Muselier, Gaudin et maintenant Caselli défendent le projet d’une grande métropole. Y êtes-vous favorable ?
C’est un sujet biaisé qui est devenu plus tactique qu’autre chose. Ce n’est pas un rêve positif. Qui aujourd’hui a envie d’aller vivre dans une métropole ? Je suis favorable à la subsidiarité. Il faut confier la responsabilité à ceux qui sont le plus proches de ce que l’on doit faire.
Comment expliquez-vous qu’on organise mieux les territoires ailleurs qu’à Marseille ?
On a perdu beaucoup de temps. Dans les années 1970, je pensais vraiment qu’il fallait créer une agglomération. Gaston Deferre n’en voulait pas parce que les municipalités concernées étaient communistes, et il pensait perdre sa majorité. Maintenant, il ne sert à rien de rajouter quelques communes à la communauté urbaine. Mais réfléchir à une grande métropole avec Martigues, Aix-en-Provence et Aubagne pourrait vraiment apporter des ressources. Si Marseille était vue par ses voisins comme une Rolls Royce politique et économique, tout le monde viendrait.

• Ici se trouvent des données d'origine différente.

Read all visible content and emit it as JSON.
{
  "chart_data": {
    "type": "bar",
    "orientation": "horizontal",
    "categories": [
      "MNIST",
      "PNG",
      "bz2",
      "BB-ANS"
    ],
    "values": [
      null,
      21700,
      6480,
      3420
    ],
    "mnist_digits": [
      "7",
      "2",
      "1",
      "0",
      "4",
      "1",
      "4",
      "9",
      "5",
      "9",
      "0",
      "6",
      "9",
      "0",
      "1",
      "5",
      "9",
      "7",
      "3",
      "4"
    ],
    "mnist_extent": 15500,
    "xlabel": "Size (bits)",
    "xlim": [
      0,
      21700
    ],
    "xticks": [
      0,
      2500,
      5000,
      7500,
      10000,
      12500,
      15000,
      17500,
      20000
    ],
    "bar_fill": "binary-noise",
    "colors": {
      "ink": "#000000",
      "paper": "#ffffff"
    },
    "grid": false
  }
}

Autre dossier, dont vous avez la charge au conseil général, celui de Marseille 2013. Pourquoi avoir protesté lors du remplacement du directeur, Bernard Latarjet ?
Lorsqu’il a fallu remplacer Bernard Latarjet, il paraissait logique qu’on nous informe en premier, en tant que membre du conseil d’administration, qu’il y ait au moins un échange. On a appris par la presse le nom de son successeur. Cela a rendu fous de rage Maryse Joissains ou Roger Meï, le maire de Gardanne. Et je les comprends.
Les élus ont du mal à jouer collectif avec cette capitale européenne de la culture. Ils veulent tous que chaque euro investi leur rapporte directement. N’est-ce pas une vision très étroite, à court terme, d’un événement censé fédérer une ville et tout un territoire ?
Comme pour la métropole, les élus ont une telle peur d’être dévorés par Marseille ! Chacun est dans son village gaulois. Mais si Marseille était suffisamment attractive, ils la rejoindraient. Or la ville est en déficit, a des emprunts, n’a pas de dynamique. C’est une réalité.
Faire de la politique, ce n’est que gérer des problèmes ?
J’ai peur que ce soit vrai. Mais c’est aussi se demander pourquoi ces problèmes existent et quelle réponse globale et positive on peut y apporter. Les gens sont dans une grande souffrance et nous demandent une réponse immédiate sur leur quotidien.